The superintendent, the schools and the bureaucrats

December 23, 1990|By Will Englund | Will Englund,Will Englund covers education for The Sun.

"Frankly," said the anguished mother over the telephone, "we don't know what to do. It seems like no one at North Avenue wants to listen."

Call it the parents' lament. Every year the calls pour in, to City Council members, to the mayor's office, to state legislators, to newspapers and radio and television stations. The circumstances vary, but the theme is always the same. This particular mother called The Sun when her daughter was placed in an overcrowded pre-kindergarten class. The teacher said she couldn't do anything about it. The principal said she wouldn't do anything about it. And at the Baltimore school system's headquarters on North Avenue, well, it seemed that no one wanted to listen.

Add this mother to the long list of people who have come to believe that the Baltimore school system is unresponsive, unaccountable and staffed by too many educators who don't care.

Mastering and changing that system and those attitudes will be the largest tasks facing the city's new superintendent -- whoever is chosen to replace Richard C. Hunter, who learned in the frankest possible way last week that Mayor Kurt L. Schmoke doesn't want him around anymore.

Some people wonder whether anyone can successfully handle the job. The system is so big, and has so many problems, problems that seem so deep and so abiding. Moreover, cities all across the country are firing superintendents out of frustration, suggesting there's some national ill wind blowing. Not to mention, of course, creating competition: Baltimore now must pluck a candidate who hasn't been plucked by such school systems as Austin, Texas; Boston; Columbus, Ohio; Charlotte-Mecklenburg, N.C.; Charleston, S.C.; Detroit; Indianapolis; Hartford; Houston; Kansas City, Mo.; Memphis; Milwaukee; Savannah, Ga.; St. Louis; Toledo, Ohio; Tucson, Ariz.; Virginia Beach, Va.; and Washington, all of which are already searching for new school chiefs.

Yet cities have had problems for a long time. What has changed are the hopes that the public and the politicians bring to the schools. Times are different, and people expect different things. In city after city, it is the failure of the systems to respond that has done in the superintendents.

Bureaucracy: If there's such a thing as a global trend, it's a disenchantment with bureaucracy. It's because of bureaucracy that Baltimoreans so often voice the parents' lament. Teachers believe they have neither the power nor the incentive to improve the lot of their students because of the bureaucracy above them.
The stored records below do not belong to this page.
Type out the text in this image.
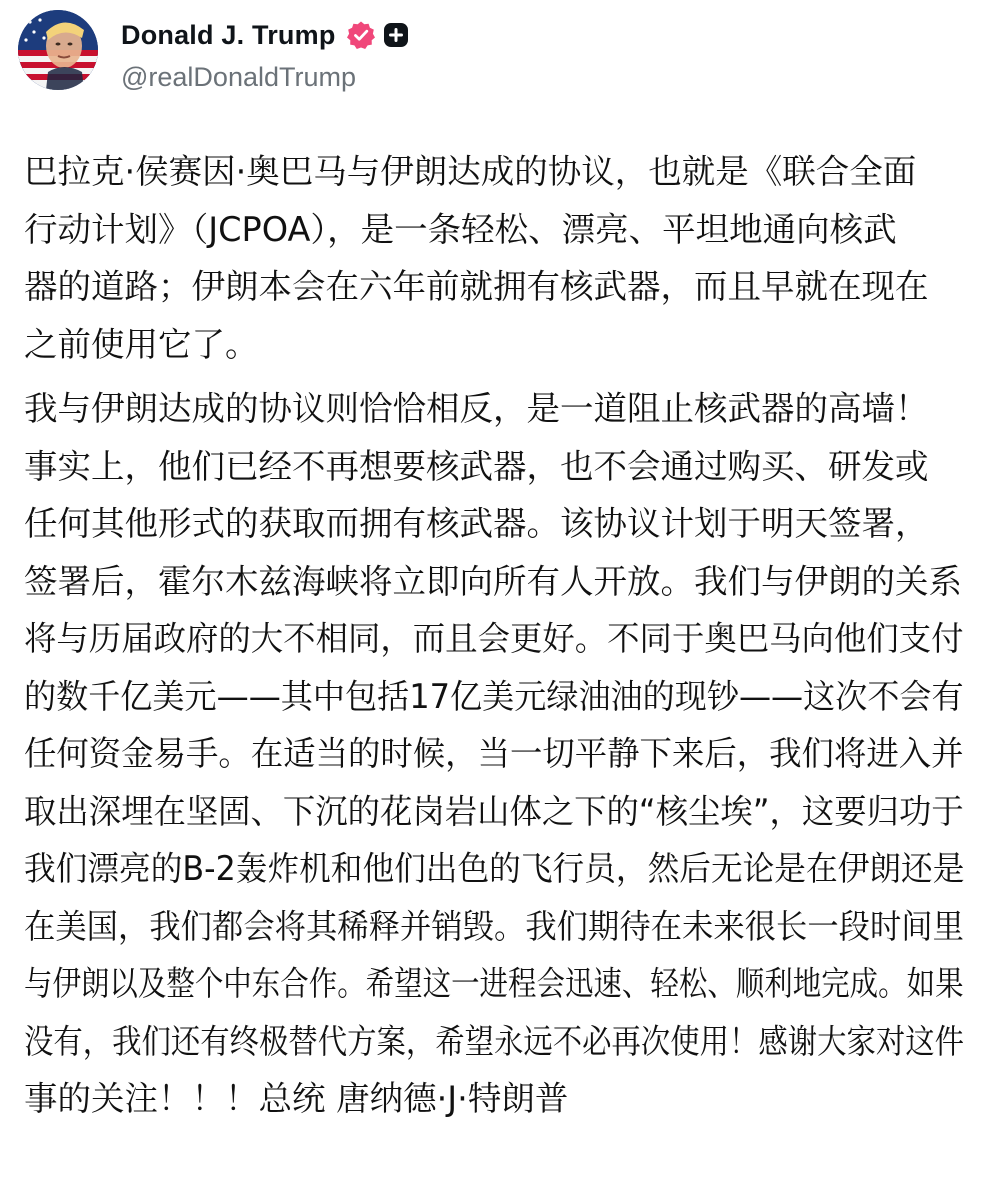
Donald J. Trump
@realDonaldTrump

巴拉克·侯赛因·奥巴马与伊朗达成的协议，也就是《联合全面
行动计划》（JCPOA），是一条轻松、漂亮、平坦地通向核武
器的道路；伊朗本会在六年前就拥有核武器，而且早就在现在
之前使用它了。

我与伊朗达成的协议则恰恰相反，是一道阻止核武器的高墙！
事实上，他们已经不再想要核武器，也不会通过购买、研发或
任何其他形式的获取而拥有核武器。该协议计划于明天签署，
签署后，霍尔木兹海峡将立即向所有人开放。我们与伊朗的关系
将与历届政府的大不相同，而且会更好。不同于奥巴马向他们支付
的数千亿美元——其中包括17亿美元绿油油的现钞——这次不会有
任何资金易手。在适当的时候，当一切平静下来后，我们将进入并
取出深埋在坚固、下沉的花岗岩山体之下的“核尘埃”，这要归功于
我们漂亮的B-2轰炸机和他们出色的飞行员，然后无论是在伊朗还是
在美国，我们都会将其稀释并销毁。我们期待在未来很长一段时间里
与伊朗以及整个中东合作。希望这一进程会迅速、轻松、顺利地完成。如果
没有，我们还有终极替代方案，希望永远不必再次使用！感谢大家对这件
事的关注！！！总统 唐纳德·J·特朗普
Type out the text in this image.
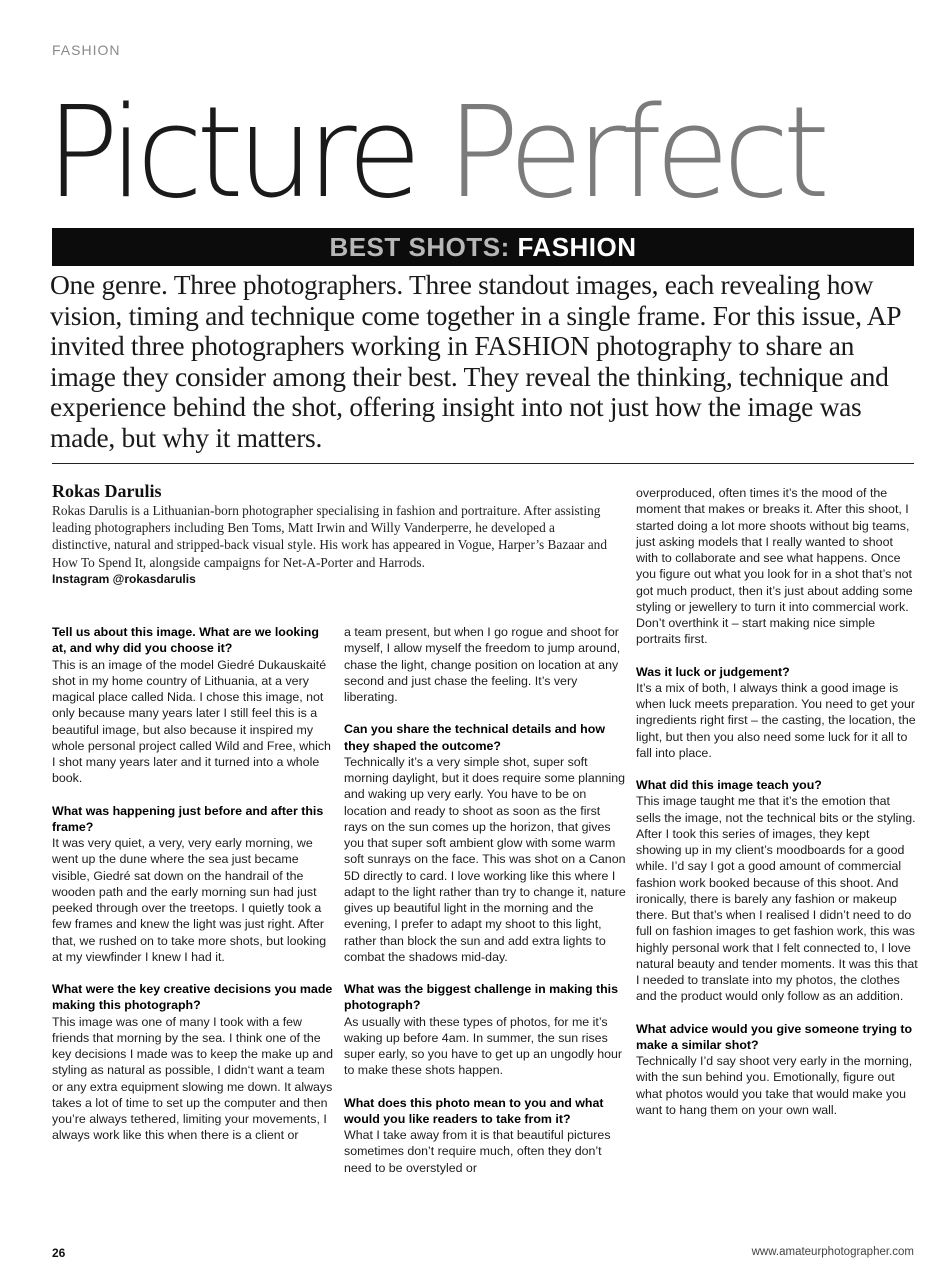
FASHION
Picture Perfect
BEST SHOTS: FASHION
One genre. Three photographers. Three standout images, each revealing how vision, timing and technique come together in a single frame. For this issue, AP invited three photographers working in FASHION photography to share an image they consider among their best. They reveal the thinking, technique and experience behind the shot, offering insight into not just how the image was made, but why it matters.
Rokas Darulis
Rokas Darulis is a Lithuanian-born photographer specialising in fashion and portraiture. After assisting leading photographers including Ben Toms, Matt Irwin and Willy Vanderperre, he developed a distinctive, natural and stripped-back visual style. His work has appeared in Vogue, Harper’s Bazaar and How To Spend It, alongside campaigns for Net-A-Porter and Harrods.
Instagram @rokasdarulis

Tell us about this image. What are we looking at, and why did you choose it?
This is an image of the model Giedré Dukauskaité shot in my home country of Lithuania, at a very magical place called Nida. I chose this image, not only because many years later I still feel this is a beautiful image, but also because it inspired my whole personal project called Wild and Free, which I shot many years later and it turned into a whole book.

What was happening just before and after this frame?
It was very quiet, a very, very early morning, we went up the dune where the sea just became visible, Giedré sat down on the handrail of the wooden path and the early morning sun had just peeked through over the treetops. I quietly took a few frames and knew the light was just right. After that, we rushed on to take more shots, but looking at my viewfinder I knew I had it.

What were the key creative decisions you made making this photograph?
This image was one of many I took with a few friends that morning by the sea. I think one of the key decisions I made was to keep the make up and styling as natural as possible, I didn‘t want a team or any extra equipment slowing me down. It always takes a lot of time to set up the computer and then you’re always tethered, limiting your movements, I always work like this when there is a client or

a team present, but when I go rogue and shoot for myself, I allow myself the freedom to jump around, chase the light, change position on location at any second and just chase the feeling. It’s very liberating.

Can you share the technical details and how they shaped the outcome?
Technically it’s a very simple shot, super soft morning daylight, but it does require some planning and waking up very early. You have to be on location and ready to shoot as soon as the first rays on the sun comes up the horizon, that gives you that super soft ambient glow with some warm soft sunrays on the face. This was shot on a Canon 5D directly to card. I love working like this where I adapt to the light rather than try to change it, nature gives up beautiful light in the morning and the evening, I prefer to adapt my shoot to this light, rather than block the sun and add extra lights to combat the shadows mid-day.

What was the biggest challenge in making this photograph?
As usually with these types of photos, for me it’s waking up before 4am. In summer, the sun rises super early, so you have to get up an ungodly hour to make these shots happen.

What does this photo mean to you and what would you like readers to take from it?
What I take away from it is that beautiful pictures sometimes don’t require much, often they don’t need to be overstyled or

overproduced, often times it’s the mood of the moment that makes or breaks it. After this shoot, I started doing a lot more shoots without big teams, just asking models that I really wanted to shoot with to collaborate and see what happens. Once you figure out what you look for in a shot that’s not got much product, then it’s just about adding some styling or jewellery to turn it into commercial work. Don’t overthink it – start making nice simple portraits first.

Was it luck or judgement?
It’s a mix of both, I always think a good image is when luck meets preparation. You need to get your ingredients right first – the casting, the location, the light, but then you also need some luck for it all to fall into place.

What did this image teach you?
This image taught me that it’s the emotion that sells the image, not the technical bits or the styling. After I took this series of images, they kept showing up in my client’s moodboards for a good while. I’d say I got a good amount of commercial fashion work booked because of this shoot. And ironically, there is barely any fashion or makeup there. But that’s when I realised I didn’t need to do full on fashion images to get fashion work, this was highly personal work that I felt connected to, I love natural beauty and tender moments. It was this that I needed to translate into my photos, the clothes and the product would only follow as an addition.

What advice would you give someone trying to make a similar shot?
Technically I’d say shoot very early in the morning, with the sun behind you. Emotionally, figure out what photos would you take that would make you want to hang them on your own wall.

26	www.amateurphotographer.com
The bureaucrats can't be bothered about the problems of individual kids because they're too busy worrying about all 108,000 kids at the same time.

When Richard C. Hunter came to Baltimore in 1988, he made it clear that he intended to take control of the bureaucracy. And that, as much as anything, may have led to his fall. He believed he could successfully run a system through the layers of bureaus, divisions and offices that are stacked four stories high at North Avenue.

And as difficult as that was, he was dealing with an ingrown, watch-my-back-and-I'll-watch-yours system. One of the five consultants he brought to Baltimore described North Avenue as "a sick place."

One principal recently described North Avenue's ailments in even blunter terms: The place is populated by comfortable middle-class people whose only concern is personal advancement and making sure there are respectable schools for their children and their friends' children. That means that out of Baltimore's 177 schools, the principal said, there are about half a dozen, or maybe eight, that are allowed to prosper and that middle-class parents -- black or white -- would even conceive of sending their children to. The rest, full of children from the poorest neighborhoods of the city, are simply ignored. This principal, by the way, was not indulging in sour grapes, but is the head of one of those few acceptable schools.

Mayor Schmoke has hoped to do an end-run around the bureaucracy by decentralizing authority and putting the spotlight on principals. He is not a maverick on this point. Chicago, for instance, has set up a separate council to run each school (although the plan is tied up in the courts at the moment).

And the Maryland Department of Education is moving determinedly toward a system of measuring individual schools and holding the schools -- not the school districts -- accountable for the results.

That's a reality that won't go away. The new superintendent will have to operate within it -- but if that superintendent is comfortable dealing with schools and not with bureaucrats, it could even make the job more manageable than it has been. A superintendent who can work without the bureaucracy may be more successful than yet another professional bureaucrat determined to bend the bureaucracy to his will.

The mayor suggested last week the possibility of hiring a non-educator as superintendent. At first blush, it's hard to see how such a person could gain the respect of the administrative staff -- but if the mayor gets his way that staff will be much less influential. And, as one former board member pointed out last week, no one questions having Richard Cheney -- a non-soldier -- as secretary of defense. Even educators applauded when Lauro F. Cavazos, a former college teacher and president, was replaced as secretary of education by Lamar Alexander, a professional politician. If it can happen in Washington, he asks, why not here?